Костя пробежал глазами текст и удовлетворенно кивнул.
– А на словах передал чего?
– Да больше ничего. Он по делам спешил, сунул свиток и ушел.
Костя кивнул.
– Готовься, Михаил. Ищи еще судно и пару человек поопытней – кормчего, гребца на каждый ушкуй. Две седмицы у тебя времени. Остальные люди – мои будут. Только втихомолку все, помни об уговоре!
– Можешь не напоминать – знаю.
Мишаня позволил себе и команде день отдыха, а потом отправился к Павлу.
– Есть посудина, недалеко – на реке Проснице, в Сунцово. Там купец в бане угорел, а супружнице его судно без надобности, вот и продает.
– Едем смотреть.
Отправились на ушкуе, всей командой.
Судно оказалось лодьей торговой. Чуть длиннее ушкуя и значительно – на пару аршин – шире, пузатая. Осмотрел ее Павел и вынес вердикт.
– Оно, конечно, руки еще приложить надобно, осмолить. Тихоходна будет – больно широка. Грузу много возьмет, спору нет. Только наш-то ушкуй вдвое быстроходнее будет.
Поторговавшись с купчихой, вдвое сбили цену.
– Вот что, Павел. Даю тебе три дня. Приводи судно в порядок и переправляй его на Молому, в затон – ну, где другой ушкуй стоит. И людей на лодью найди – кормчего и еще одного матроса, чтобы парус ставить.
– Чего так торопимся? – сразу насторожился Павел.
– Через две седмицы выходить надо будет. И заметь – всем трем судам.
Покачал Павел неодобрительно головой, однако возражать не стал. Видно – что-то знает Михаил такое, что другим знать заказано, потому и не все сказывает. «Ладно, лишь бы за работу платил сполна», – успокаивал себя Павел. А с оплатой Мишаня не скупился.
Пока лодью в порядок приводили, Мишаня стеклом занялся. Нашел людей знающих, которые стекло порезали да в окна вставили. Сам доволен остался, а домочадцы – так те просто от окон не отходили. После подслеповатого оконца в старой избе, затянутого бычьим пузырем, прозрачное стекло воспринималось дивом заморским.
– Лепота! Видно все и не дует.
– Только осторожнее с ним, не стучите, а то расколется, – предупредил Мишаня.
Оставшееся стекло на продажу выставил. Собственно, и стекла-то оставалось всего несколько листов, размером локоть на локоть, немного мутноватого, с вкраплениями. А разобрали сразу, несмотря на немалую цену. И кто? Купцы! То неудивительно: ларчик просто открывался – лучшей рекламы, чем вставленные в своем доме стеклянные окна, и не придумаешь!
И следующим днем уже два купеческих дома красовались со стеклом в окнах.

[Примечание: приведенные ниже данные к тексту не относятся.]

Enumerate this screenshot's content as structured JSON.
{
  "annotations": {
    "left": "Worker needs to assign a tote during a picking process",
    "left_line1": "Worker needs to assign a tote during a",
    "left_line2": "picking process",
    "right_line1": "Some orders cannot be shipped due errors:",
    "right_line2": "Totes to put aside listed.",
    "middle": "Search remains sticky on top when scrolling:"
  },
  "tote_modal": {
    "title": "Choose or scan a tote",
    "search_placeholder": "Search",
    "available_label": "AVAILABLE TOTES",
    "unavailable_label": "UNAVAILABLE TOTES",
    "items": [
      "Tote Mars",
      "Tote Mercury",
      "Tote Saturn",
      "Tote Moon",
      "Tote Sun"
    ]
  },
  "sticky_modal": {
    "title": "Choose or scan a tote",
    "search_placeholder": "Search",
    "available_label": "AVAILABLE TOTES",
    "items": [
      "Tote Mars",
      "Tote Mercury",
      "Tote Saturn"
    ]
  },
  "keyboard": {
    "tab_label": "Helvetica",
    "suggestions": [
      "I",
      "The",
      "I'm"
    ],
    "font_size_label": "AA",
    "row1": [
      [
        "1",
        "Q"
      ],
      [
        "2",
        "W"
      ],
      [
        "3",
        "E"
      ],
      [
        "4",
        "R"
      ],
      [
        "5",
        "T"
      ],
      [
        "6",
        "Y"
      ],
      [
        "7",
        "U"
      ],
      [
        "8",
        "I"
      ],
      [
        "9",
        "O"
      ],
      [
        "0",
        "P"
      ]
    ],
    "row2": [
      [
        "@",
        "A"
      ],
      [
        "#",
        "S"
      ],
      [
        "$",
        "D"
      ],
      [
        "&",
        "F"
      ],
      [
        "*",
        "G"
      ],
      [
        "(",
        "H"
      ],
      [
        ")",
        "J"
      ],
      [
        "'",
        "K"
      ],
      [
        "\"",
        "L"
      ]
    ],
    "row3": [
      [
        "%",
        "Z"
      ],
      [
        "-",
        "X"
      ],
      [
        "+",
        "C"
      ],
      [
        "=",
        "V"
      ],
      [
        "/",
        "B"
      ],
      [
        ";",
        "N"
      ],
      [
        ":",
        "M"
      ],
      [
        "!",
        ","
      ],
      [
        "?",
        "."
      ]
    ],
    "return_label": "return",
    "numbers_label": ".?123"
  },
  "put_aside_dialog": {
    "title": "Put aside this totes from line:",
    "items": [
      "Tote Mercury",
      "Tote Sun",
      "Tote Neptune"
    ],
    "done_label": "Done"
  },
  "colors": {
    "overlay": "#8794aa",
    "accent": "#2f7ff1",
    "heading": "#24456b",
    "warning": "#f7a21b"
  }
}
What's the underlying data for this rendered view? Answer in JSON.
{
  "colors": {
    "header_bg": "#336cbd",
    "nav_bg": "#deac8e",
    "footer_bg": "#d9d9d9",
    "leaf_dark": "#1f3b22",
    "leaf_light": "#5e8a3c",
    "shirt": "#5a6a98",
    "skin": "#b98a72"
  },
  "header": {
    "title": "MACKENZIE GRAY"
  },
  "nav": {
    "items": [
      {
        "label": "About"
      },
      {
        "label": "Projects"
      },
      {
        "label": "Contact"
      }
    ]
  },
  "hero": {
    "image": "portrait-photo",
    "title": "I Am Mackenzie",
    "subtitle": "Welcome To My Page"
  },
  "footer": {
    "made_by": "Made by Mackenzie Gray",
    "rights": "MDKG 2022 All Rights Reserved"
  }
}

Народ глядел, дивился. А к Мишане люди подошли – из тех, что побогаче.
– И мы такого же хотим!
Пообещал Михаил по осени еще подвезти.
Была у купечества такая черта – если у соседа что-нибудь новое появилось, то и я куплю, и не такое же, а непременно лучше, выше, больше. Запряг сосед в повозку пару гнедых лошадей, так я – тройку белых. Знай наших!